I've waited for a little bit to write this post on my transition into the Paleo way of eating, because I wanted to be sure that it was something that I really want to do (the diet, not the post). The Paleo (A.K.A primal, caveman, ancestral, etc.) diet was something that I became introduced to in a very superficial way when I started reading a lot of health and weight loss blogs. I definitely wrote it off as a fad diet, which was something that I just wasn't interested in, in my efforts to get healthy. I didn't really explore it or endeavor to learn much about it, for that reason.
Then, in a comment on a recent post of mine, Josh from 700 Pounds is as Bad as it Sounds (check out his blog if you haven't read it) recommended that I watch the documentary Fat Head, made by comedian Tom Naughton. In short, it's a sort of response to the documentary Super Size Me that disproves a lot of the findings from the movie. More than that, it addresses some of the misinformation that we accept to be true in the modern diet. Some of the information in the documentary was absolutely mind blowing, and seemed to be backed up by at least some science. I decided to do a bit of research about the movie and to look into whether the claims in the movie were backed up by good science.
From what I could see, it had a pretty solid foundation of research behind it, which made me more and more intrigued. I looked more into Tom Naughton, and found out that he now followed and was a big advocate for the Paleo diet. From there, my interest in the Paleo diet was kind of piqued, and I slowly began actually looking into what it was and what it was based on. I spent quite a few weeks doing a lot of online research and finding out more. What I found really made sense to me.
I like the idea of whatever diet I am going to consume being heavily supported by research. Paleo really ticks this box for me. Although I initially assumed it to be simply copying what our primal ancestors consumed, it is actually supported up by quite a significant body and research and science. There seems to be a lot of consideration for what nutritional research is saying about eating for optimal health, and from what I've seen has a big role in the culture of the Paleo community. I'm way too green to explain more about Paleo, and won't presume to know basically anything about it, so for anyone who's interested I would recommend starting with Robb Wolf's website for a really simple explanation.

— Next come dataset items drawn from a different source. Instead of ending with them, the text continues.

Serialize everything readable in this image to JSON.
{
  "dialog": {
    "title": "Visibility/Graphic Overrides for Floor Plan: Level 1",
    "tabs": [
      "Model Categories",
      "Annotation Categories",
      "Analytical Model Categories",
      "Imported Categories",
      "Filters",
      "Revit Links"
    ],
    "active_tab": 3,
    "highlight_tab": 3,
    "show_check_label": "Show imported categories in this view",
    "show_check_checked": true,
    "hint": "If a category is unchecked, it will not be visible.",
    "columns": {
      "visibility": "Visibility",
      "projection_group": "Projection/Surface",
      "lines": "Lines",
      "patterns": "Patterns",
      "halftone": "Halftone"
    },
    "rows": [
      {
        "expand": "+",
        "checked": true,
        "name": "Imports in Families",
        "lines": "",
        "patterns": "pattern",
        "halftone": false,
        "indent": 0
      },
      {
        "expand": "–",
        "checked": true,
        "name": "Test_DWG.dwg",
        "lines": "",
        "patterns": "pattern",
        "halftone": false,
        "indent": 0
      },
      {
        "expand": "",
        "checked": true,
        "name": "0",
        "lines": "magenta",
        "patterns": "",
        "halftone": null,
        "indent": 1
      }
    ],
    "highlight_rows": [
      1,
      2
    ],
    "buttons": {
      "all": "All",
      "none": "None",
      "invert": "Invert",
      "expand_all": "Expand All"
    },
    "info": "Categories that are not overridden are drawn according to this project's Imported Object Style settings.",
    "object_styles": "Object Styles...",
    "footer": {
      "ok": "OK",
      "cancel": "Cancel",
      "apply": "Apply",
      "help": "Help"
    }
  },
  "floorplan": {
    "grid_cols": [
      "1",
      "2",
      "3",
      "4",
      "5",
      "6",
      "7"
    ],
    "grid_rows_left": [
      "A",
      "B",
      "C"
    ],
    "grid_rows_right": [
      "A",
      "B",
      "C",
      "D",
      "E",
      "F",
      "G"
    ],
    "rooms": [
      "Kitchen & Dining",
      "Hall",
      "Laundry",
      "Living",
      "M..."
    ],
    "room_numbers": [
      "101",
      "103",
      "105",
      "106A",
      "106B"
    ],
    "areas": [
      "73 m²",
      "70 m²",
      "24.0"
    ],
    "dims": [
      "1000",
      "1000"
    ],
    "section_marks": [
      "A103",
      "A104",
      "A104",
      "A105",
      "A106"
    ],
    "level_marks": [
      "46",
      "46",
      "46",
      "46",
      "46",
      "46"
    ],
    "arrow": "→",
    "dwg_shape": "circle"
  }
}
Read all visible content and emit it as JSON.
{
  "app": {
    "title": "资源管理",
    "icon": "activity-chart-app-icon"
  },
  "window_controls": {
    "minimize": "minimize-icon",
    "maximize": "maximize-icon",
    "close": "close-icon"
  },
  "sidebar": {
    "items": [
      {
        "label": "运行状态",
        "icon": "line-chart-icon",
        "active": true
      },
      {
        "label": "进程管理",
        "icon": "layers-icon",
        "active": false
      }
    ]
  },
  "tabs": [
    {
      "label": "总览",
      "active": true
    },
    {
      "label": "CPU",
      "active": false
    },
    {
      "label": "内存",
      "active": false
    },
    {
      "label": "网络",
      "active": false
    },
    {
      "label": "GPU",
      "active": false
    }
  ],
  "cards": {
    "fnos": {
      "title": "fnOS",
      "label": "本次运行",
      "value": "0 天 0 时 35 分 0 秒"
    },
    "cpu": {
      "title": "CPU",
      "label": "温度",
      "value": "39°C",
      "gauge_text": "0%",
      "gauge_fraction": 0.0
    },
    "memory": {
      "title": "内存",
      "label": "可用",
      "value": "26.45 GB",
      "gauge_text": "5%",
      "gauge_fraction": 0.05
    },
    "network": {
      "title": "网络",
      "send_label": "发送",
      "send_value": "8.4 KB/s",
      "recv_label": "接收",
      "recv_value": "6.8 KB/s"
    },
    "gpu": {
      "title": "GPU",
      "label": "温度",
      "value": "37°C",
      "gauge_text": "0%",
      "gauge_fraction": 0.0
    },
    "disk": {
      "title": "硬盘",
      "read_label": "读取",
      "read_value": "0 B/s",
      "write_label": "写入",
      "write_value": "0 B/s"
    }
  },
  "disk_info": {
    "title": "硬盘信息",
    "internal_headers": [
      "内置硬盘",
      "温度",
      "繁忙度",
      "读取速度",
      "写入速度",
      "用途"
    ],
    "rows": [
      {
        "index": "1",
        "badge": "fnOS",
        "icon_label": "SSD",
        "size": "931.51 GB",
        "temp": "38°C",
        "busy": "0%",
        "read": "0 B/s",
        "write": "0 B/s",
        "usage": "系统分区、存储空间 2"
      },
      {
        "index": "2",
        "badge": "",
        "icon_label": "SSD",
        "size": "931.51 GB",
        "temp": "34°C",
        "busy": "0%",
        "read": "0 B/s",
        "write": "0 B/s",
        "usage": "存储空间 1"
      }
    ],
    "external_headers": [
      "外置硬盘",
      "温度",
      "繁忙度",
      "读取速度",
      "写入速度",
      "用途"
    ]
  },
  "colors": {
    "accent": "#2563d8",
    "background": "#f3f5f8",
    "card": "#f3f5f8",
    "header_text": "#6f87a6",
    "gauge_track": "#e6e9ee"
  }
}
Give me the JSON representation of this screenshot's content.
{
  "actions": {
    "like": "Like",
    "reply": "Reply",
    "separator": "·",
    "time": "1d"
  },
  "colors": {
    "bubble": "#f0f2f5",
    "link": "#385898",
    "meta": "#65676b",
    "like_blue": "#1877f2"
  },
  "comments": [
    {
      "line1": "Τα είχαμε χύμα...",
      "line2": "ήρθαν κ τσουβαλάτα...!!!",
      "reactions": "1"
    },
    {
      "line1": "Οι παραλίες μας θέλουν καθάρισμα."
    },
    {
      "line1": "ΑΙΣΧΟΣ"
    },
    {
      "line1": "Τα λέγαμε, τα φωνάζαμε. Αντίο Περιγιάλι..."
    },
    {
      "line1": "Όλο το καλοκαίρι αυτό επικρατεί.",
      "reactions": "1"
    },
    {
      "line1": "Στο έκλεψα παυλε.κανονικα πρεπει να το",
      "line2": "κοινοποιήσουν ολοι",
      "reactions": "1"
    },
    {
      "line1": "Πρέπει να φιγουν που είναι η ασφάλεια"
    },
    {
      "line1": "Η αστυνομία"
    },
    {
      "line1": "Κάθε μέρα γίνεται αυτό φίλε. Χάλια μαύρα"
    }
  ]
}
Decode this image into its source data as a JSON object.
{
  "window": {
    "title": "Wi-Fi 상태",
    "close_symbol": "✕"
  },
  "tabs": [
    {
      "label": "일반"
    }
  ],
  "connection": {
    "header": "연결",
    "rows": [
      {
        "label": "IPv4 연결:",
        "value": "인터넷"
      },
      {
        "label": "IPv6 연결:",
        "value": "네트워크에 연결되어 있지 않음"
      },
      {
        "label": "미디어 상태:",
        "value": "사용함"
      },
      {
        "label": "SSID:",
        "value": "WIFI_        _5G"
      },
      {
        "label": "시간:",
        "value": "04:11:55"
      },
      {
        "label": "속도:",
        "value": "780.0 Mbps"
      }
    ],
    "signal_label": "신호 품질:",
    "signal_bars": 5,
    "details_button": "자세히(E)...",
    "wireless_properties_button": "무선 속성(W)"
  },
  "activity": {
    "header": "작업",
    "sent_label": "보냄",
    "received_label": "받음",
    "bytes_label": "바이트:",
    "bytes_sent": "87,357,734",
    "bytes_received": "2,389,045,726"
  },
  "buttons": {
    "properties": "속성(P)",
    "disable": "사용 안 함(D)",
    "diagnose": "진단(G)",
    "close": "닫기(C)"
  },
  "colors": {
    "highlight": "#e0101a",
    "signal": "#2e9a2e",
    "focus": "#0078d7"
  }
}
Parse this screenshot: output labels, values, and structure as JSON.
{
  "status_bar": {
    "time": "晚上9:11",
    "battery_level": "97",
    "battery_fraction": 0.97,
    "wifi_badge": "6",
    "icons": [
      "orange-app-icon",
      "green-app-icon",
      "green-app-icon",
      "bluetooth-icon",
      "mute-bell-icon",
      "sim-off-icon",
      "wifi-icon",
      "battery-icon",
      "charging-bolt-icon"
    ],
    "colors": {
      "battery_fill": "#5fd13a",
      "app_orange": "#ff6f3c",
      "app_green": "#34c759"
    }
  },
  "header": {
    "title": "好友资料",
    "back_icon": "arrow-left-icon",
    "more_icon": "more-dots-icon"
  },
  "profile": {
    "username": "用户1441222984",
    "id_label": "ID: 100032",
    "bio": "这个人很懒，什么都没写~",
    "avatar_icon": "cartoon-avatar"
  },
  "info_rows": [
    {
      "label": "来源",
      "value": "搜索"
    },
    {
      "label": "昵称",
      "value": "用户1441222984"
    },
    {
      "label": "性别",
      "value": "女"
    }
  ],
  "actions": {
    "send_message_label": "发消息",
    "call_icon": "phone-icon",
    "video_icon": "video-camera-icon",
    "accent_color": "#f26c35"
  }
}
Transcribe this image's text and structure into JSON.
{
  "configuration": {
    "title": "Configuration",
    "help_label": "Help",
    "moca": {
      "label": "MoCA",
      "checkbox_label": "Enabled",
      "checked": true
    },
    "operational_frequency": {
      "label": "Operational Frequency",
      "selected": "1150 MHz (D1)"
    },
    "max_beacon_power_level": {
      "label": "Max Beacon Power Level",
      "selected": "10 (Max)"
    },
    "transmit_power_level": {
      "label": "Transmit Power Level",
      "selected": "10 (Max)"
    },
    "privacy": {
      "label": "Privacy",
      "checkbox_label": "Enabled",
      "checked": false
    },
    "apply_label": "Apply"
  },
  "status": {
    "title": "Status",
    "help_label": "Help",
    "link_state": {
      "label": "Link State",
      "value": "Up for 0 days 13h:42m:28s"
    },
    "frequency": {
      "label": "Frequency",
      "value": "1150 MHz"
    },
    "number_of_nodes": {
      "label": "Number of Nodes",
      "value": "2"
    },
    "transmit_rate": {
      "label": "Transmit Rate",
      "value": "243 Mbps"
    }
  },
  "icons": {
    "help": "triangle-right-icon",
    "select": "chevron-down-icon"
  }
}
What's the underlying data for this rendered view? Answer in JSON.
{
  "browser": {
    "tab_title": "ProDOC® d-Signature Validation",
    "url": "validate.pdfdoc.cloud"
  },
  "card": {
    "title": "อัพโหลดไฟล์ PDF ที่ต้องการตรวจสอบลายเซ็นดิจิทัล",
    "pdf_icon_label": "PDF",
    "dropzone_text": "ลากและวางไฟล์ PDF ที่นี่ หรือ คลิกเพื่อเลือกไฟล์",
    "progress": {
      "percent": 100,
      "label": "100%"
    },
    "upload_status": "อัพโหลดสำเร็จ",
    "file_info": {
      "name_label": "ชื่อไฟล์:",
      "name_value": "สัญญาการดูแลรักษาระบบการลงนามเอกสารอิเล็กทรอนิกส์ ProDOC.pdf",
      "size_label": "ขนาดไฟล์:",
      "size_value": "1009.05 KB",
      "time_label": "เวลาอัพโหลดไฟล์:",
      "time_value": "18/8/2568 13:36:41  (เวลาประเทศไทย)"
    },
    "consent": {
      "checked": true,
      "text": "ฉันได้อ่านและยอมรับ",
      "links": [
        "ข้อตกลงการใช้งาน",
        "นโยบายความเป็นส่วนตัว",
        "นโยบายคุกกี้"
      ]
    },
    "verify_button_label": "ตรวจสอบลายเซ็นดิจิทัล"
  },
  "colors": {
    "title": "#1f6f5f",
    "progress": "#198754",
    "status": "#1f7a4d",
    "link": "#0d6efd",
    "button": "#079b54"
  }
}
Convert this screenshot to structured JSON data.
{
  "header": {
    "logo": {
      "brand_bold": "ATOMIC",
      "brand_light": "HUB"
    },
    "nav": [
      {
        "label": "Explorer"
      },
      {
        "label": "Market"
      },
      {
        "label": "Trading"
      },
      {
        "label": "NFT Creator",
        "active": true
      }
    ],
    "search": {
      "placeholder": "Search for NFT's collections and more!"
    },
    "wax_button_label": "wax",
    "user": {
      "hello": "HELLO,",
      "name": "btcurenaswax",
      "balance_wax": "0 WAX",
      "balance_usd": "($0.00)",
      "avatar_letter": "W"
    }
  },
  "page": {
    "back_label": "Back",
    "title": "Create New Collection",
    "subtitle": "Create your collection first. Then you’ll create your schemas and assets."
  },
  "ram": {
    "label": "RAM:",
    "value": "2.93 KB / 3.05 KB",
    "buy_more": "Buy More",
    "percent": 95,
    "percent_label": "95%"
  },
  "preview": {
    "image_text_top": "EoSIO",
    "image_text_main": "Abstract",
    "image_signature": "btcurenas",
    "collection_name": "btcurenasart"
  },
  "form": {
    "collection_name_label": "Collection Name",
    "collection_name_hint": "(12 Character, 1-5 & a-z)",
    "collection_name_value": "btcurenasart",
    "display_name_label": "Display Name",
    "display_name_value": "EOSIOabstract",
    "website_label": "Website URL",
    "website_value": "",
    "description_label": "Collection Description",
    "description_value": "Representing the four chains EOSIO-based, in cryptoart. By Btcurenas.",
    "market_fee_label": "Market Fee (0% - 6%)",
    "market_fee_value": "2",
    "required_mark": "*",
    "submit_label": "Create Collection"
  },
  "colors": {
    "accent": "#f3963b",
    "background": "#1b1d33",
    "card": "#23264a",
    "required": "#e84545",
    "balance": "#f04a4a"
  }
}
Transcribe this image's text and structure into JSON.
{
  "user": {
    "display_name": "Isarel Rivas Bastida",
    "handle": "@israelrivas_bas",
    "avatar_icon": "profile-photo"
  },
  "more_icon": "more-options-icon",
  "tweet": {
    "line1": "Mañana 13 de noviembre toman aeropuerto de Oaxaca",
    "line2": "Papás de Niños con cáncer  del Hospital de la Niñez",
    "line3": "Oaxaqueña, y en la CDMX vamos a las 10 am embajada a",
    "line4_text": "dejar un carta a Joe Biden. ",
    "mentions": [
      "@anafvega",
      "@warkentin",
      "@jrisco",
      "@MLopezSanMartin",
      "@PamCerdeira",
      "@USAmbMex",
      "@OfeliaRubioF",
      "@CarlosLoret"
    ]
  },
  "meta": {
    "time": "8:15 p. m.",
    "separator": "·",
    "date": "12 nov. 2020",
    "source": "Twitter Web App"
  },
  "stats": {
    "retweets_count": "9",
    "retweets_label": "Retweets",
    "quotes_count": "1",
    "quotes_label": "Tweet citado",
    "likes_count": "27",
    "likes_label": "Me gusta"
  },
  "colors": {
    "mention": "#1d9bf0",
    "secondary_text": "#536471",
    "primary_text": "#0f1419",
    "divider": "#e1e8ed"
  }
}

So, over the last couple of weeks, I've been letting everything I've learned sink in. I've weighed up whether or not I think that Paleo is something that I want to do, given that it will mean some really extreme dietary changes. I gave it time to see if my interest went away, but it really didn't. I've been really excited by the whole idea. So, in the last week and a half, I've decided to start attempting a slow transition into trialing Paleo eating for myself.
Right now, I'm working on eating almost completely whole foods and taking out some of the most commonly avoided foods in Paleo, like grains, legumes and non-natural sugars. I'm barely dipping my toe in and I've already felt some improvements in my energy. I've also had some negative reactions, which I'm told are normal in the early stages as the body adjusts to fueling itself with a new fuel source (i.e. proteins and fats, rather than carbohydrates).
It hasn't been easy, especially when it comes to figuring out exactly what I can eat, but I feel really good about it. I feel like, given the current evidence base (which may and probably will change), I'm doing what makes most sense for my health right now. Absolutely not just for weight loss, but for my long term physiological health. I'm approaching this trial run with what I hope is a bit of healthy skepticism, but I'm excited to see if there really are any benefits to eating the Paleo way.